Key Features of Amazon EKS Hybrid Nodes

Seamless Integration Across Environments

Amazon EKS Hybrid Nodes support a wide range of on-premises hardware or virtual machines, allowing you to bring the scalability and reliability of Amazon EKS to wherever your applications run. You can leverage features such as Amazon EKS add-ons, Pod Identity, cluster access entries, cluster insights, and extended Kubernetes version support, providing a consistent experience regardless of the deployment location.

Native AWS Service Integration

Amazon EKS Hybrid Nodes integrate seamlessly with AWS services, including:

  • AWS Systems Manager for centralized management.
  • Amazon GuardDuty for enhanced security monitoring.
  • Amazon CloudWatch and Amazon Managed Service for Prometheus for observability and monitoring.

Flexible Pricing

Amazon EKS Hybrid Nodes operate on a pay-as-you-go pricing model, billed hourly for vCPU usage while nodes are connected to an EKS cluster.
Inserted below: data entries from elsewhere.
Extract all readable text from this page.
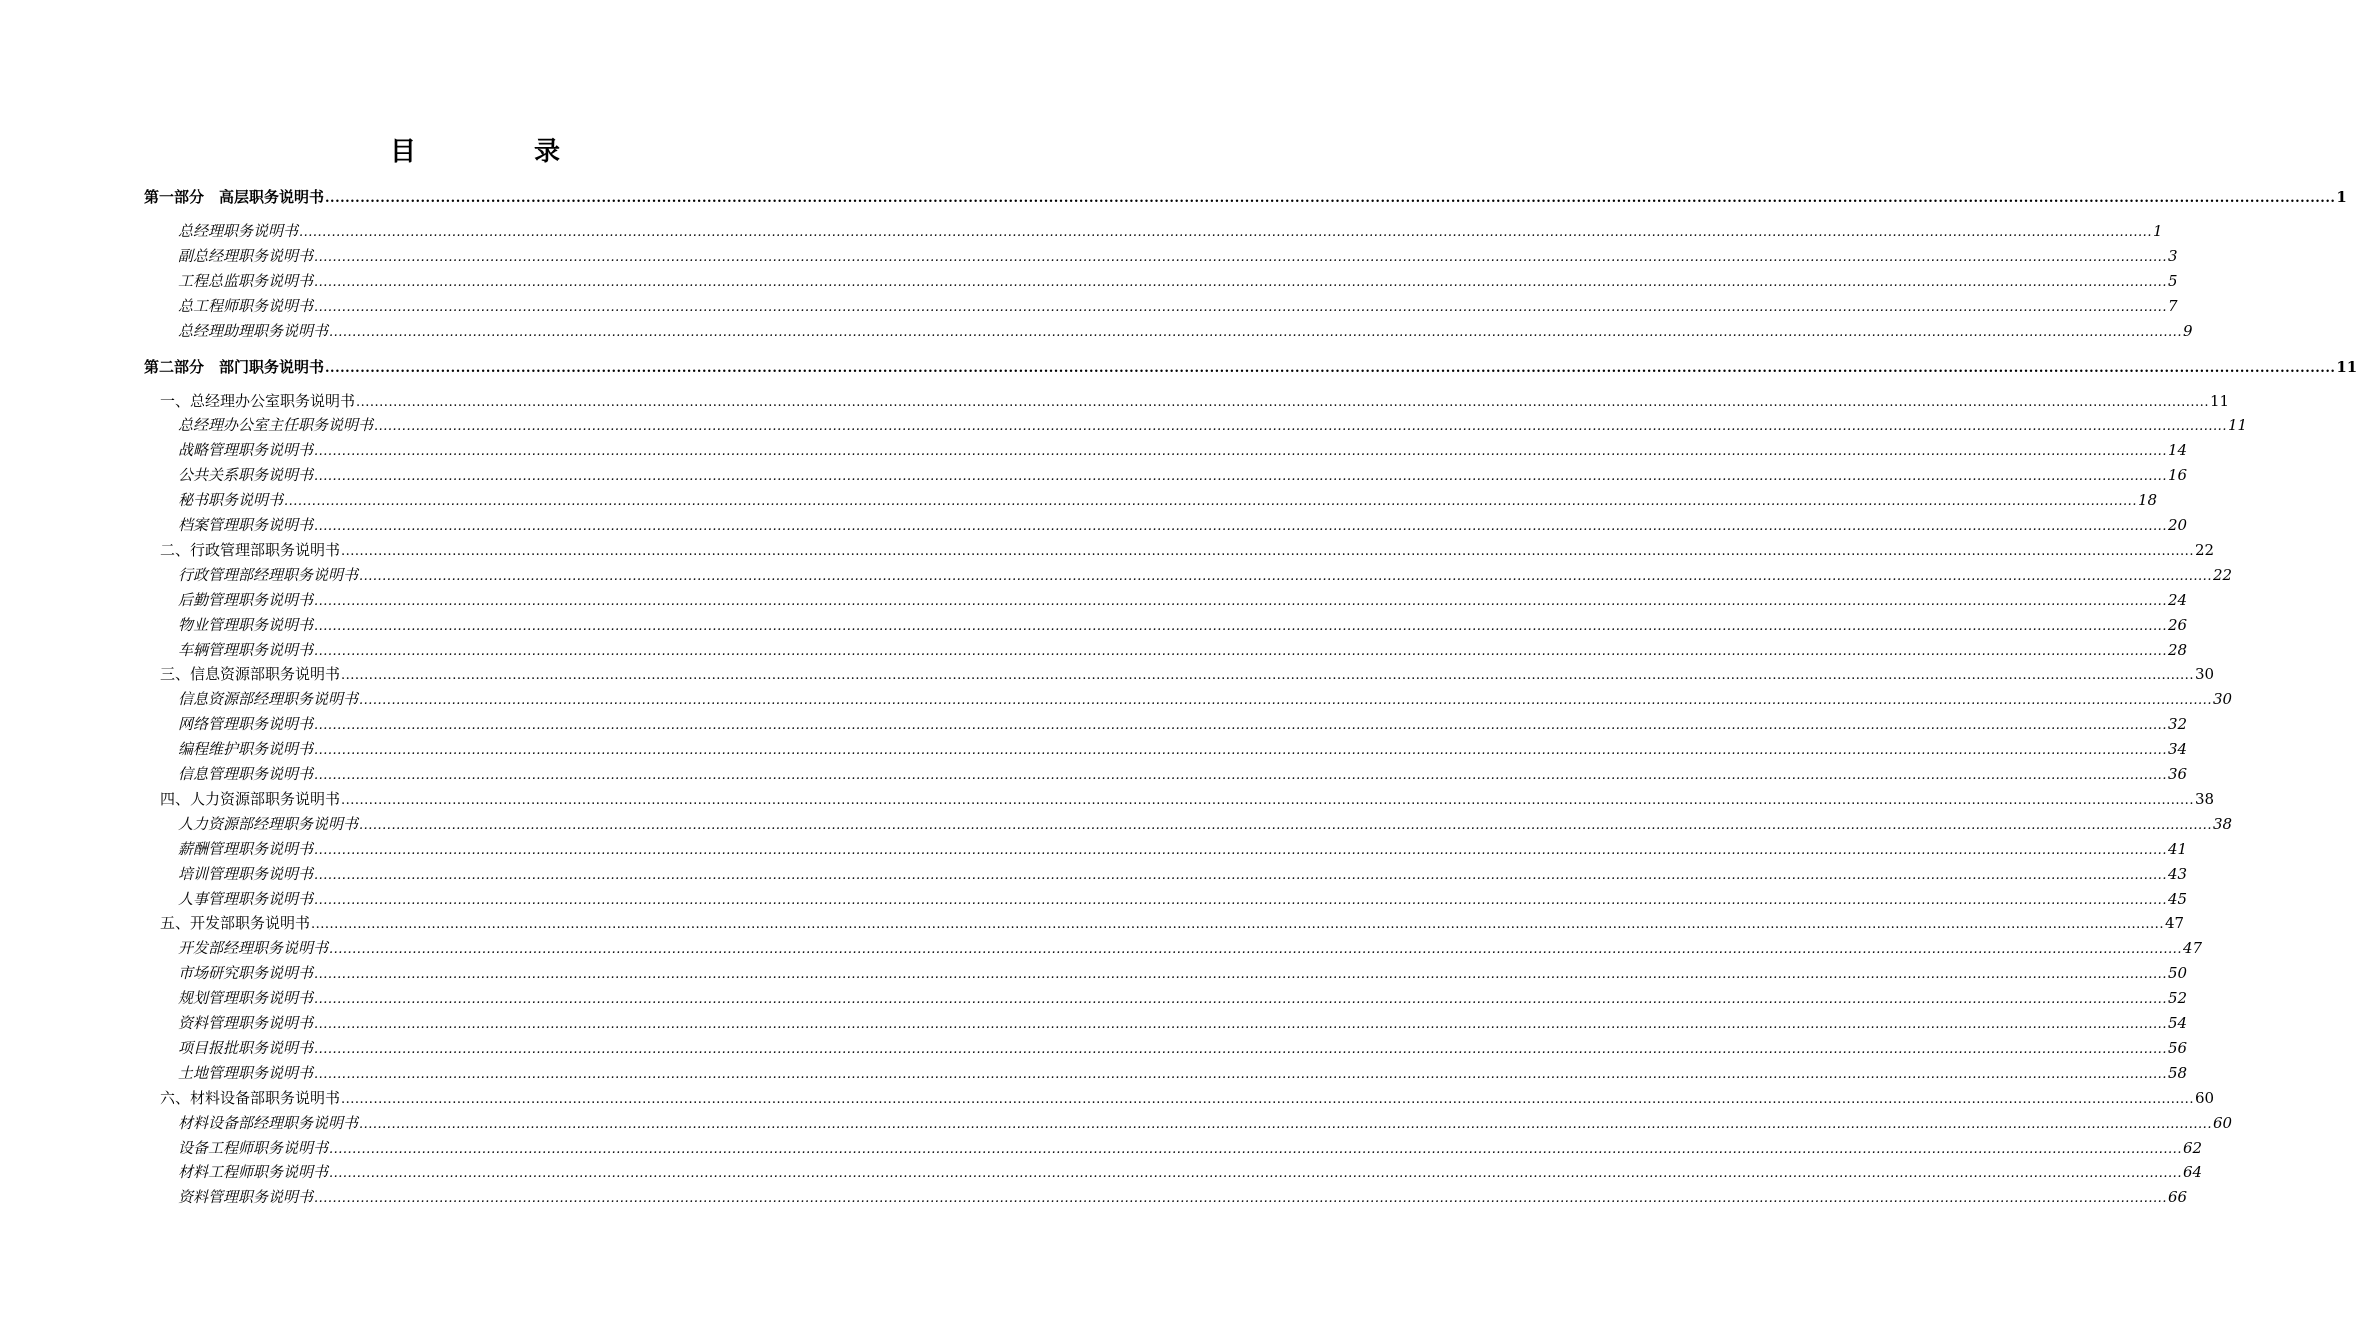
目　录
第一部分　高层职务说明书 ................................................................................................................................................................................................................................................................................................................................................................................................................ 1
总经理职务说明书 ................................................................................................................................................................................................................................................................................................................................................................................................................ 1
副总经理职务说明书 ................................................................................................................................................................................................................................................................................................................................................................................................................ 3
工程总监职务说明书 ................................................................................................................................................................................................................................................................................................................................................................................................................ 5
总工程师职务说明书 ................................................................................................................................................................................................................................................................................................................................................................................................................ 7
总经理助理职务说明书 ................................................................................................................................................................................................................................................................................................................................................................................................................ 9
第二部分　部门职务说明书 ................................................................................................................................................................................................................................................................................................................................................................................................................ 11
一、总经理办公室职务说明书 ................................................................................................................................................................................................................................................................................................................................................................................................................ 11
总经理办公室主任职务说明书 ................................................................................................................................................................................................................................................................................................................................................................................................................ 11
战略管理职务说明书 ................................................................................................................................................................................................................................................................................................................................................................................................................ 14
公共关系职务说明书 ................................................................................................................................................................................................................................................................................................................................................................................................................ 16
秘书职务说明书 ................................................................................................................................................................................................................................................................................................................................................................................................................ 18
档案管理职务说明书 ................................................................................................................................................................................................................................................................................................................................................................................................................ 20
二、行政管理部职务说明书 ................................................................................................................................................................................................................................................................................................................................................................................................................ 22
行政管理部经理职务说明书 ................................................................................................................................................................................................................................................................................................................................................................................................................ 22
后勤管理职务说明书 ................................................................................................................................................................................................................................................................................................................................................................................................................ 24
物业管理职务说明书 ................................................................................................................................................................................................................................................................................................................................................................................................................ 26
车辆管理职务说明书 ................................................................................................................................................................................................................................................................................................................................................................................................................ 28
三、信息资源部职务说明书 ................................................................................................................................................................................................................................................................................................................................................................................................................ 30
信息资源部经理职务说明书 ................................................................................................................................................................................................................................................................................................................................................................................................................ 30
网络管理职务说明书 ................................................................................................................................................................................................................................................................................................................................................................................................................ 32
编程维护职务说明书 ................................................................................................................................................................................................................................................................................................................................................................................................................ 34
信息管理职务说明书 ................................................................................................................................................................................................................................................................................................................................................................................................................ 36
四、人力资源部职务说明书 ................................................................................................................................................................................................................................................................................................................................................................................................................ 38
人力资源部经理职务说明书 ................................................................................................................................................................................................................................................................................................................................................................................................................ 38
薪酬管理职务说明书 ................................................................................................................................................................................................................................................................................................................................................................................................................ 41
培训管理职务说明书 ................................................................................................................................................................................................................................................................................................................................................................................................................ 43
人事管理职务说明书 ................................................................................................................................................................................................................................................................................................................................................................................................................ 45
五、开发部职务说明书 ................................................................................................................................................................................................................................................................................................................................................................................................................ 47
开发部经理职务说明书 ................................................................................................................................................................................................................................................................................................................................................................................................................ 47
市场研究职务说明书 ................................................................................................................................................................................................................................................................................................................................................................................................................ 50
规划管理职务说明书 ................................................................................................................................................................................................................................................................................................................................................................................................................ 52
资料管理职务说明书 ................................................................................................................................................................................................................................................................................................................................................................................................................ 54
项目报批职务说明书 ................................................................................................................................................................................................................................................................................................................................................................................................................ 56
土地管理职务说明书 ................................................................................................................................................................................................................................................................................................................................................................................................................ 58
六、材料设备部职务说明书 ................................................................................................................................................................................................................................................................................................................................................................................................................ 60
材料设备部经理职务说明书 ................................................................................................................................................................................................................................................................................................................................................................................................................ 60
设备工程师职务说明书 ................................................................................................................................................................................................................................................................................................................................................................................................................ 62
材料工程师职务说明书 ................................................................................................................................................................................................................................................................................................................................................................................................................ 64
资料管理职务说明书 ................................................................................................................................................................................................................................................................................................................................................................................................................ 66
This flexibility ensures you only pay for what you use, with no upfront commitments.

Operational Insights and Requirements

Networking and Connectivity

Amazon EKS Hybrid Nodes require a stable connection between your on-premises infrastructure and AWS. Supported networking configurations include AWS Site-to-Site VPN and AWS Direct Connect, ensuring reliable communication with the EKS control plane. However, hybrid nodes are currently limited to IPv4 address families and cannot operate in disconnected, disrupted, or limited environments. For such scenarios, consider Amazon EKS Anywhere.

Infrastructure Flexibility

The service adopts a "bring-your-own-infrastructure" approach. You can deploy hybrid nodes on physical or virtual machines with x86 or ARM architectures. Supported operating systems include:

  • Amazon Linux 2023 (AL2023) (in virtualized environments such as VMware or KVM),
  • Ubuntu (20.04, 22.04, 24.04),
  • Red Hat Enterprise Linux (RHEL) (versions 8 and 9). You must manage the provisioning, maintenance, and security of these nodes.

Security Enhancements

Amazon EKS Hybrid Nodes offer robust security features:

  • IAM Roles Anywhere and AWS Systems Manager hybrid activations for authentication.
  • Support for OIDC authentication and IAM Roles for Service Accounts (IRSA), enabling fine-grained access control for Pods.
  • Integration with Amazon GuardDuty for EKS protection.

Kubernetes Compatibility

Hybrid nodes align with the standard Kubernetes version lifecycle of Amazon EKS. However, they require the creation of new Amazon EKS clusters for deployment and cannot be added to existing clusters.

Add-ons and Observability

Networking and Load Balancing

Hybrid nodes do not support the AWS VPC CNI plugin but are compatible with Cilium and Calico for container networking. For ingress and load balancing, you can use the AWS Load Balancer Controller to set up Application Load Balancers (ALB) or Network Load Balancers (NLB).

Metrics and Logs

Monitoring is simplified with tools such as Amazon Managed Prometheus, AWS Distro for OpenTelemetry (ADOT), and Amazon CloudWatch Observability Agent. These provide comprehensive visibility into hybrid node and application performance.

Simplified Management

The nodeadm CLI facilitates hybrid node installation, configuration, and uninstallation. Cluster management remains consistent with existing Amazon EKS tools, including the AWS Management Console, API, SDKs, and popular tools like eksctl, CloudFormation, and Terraform.

Limitations and Best Practices

  1. Unsupported Deployments: Hybrid nodes cannot run on AWS infrastructure like AWS Regions, Local Zones, or Outposts. For these scenarios, use Amazon EC2 managed nodes, self-managed nodes, or AWS Fargate.
  2. Network Reliability: Ensure robust connectivity between hybrid nodes and AWS control planes. Avoid using hybrid nodes in environments prone to disconnections.
  3. Cluster Endpoint Access: Use "Public" or "Private" cluster endpoint access configurations, but not both, to prevent DNS resolution issues.

A Comprehensive Kubernetes Solution

Amazon EKS Hybrid Nodes bridge the gap between cloud and on-premises deployments, enabling a unified Kubernetes management experience. Whether you are scaling edge applications or integrating with existing infrastructure, Amazon EKS Hybrid Nodes provide a flexible, secure, and efficient solution for modern Kubernetes workloads.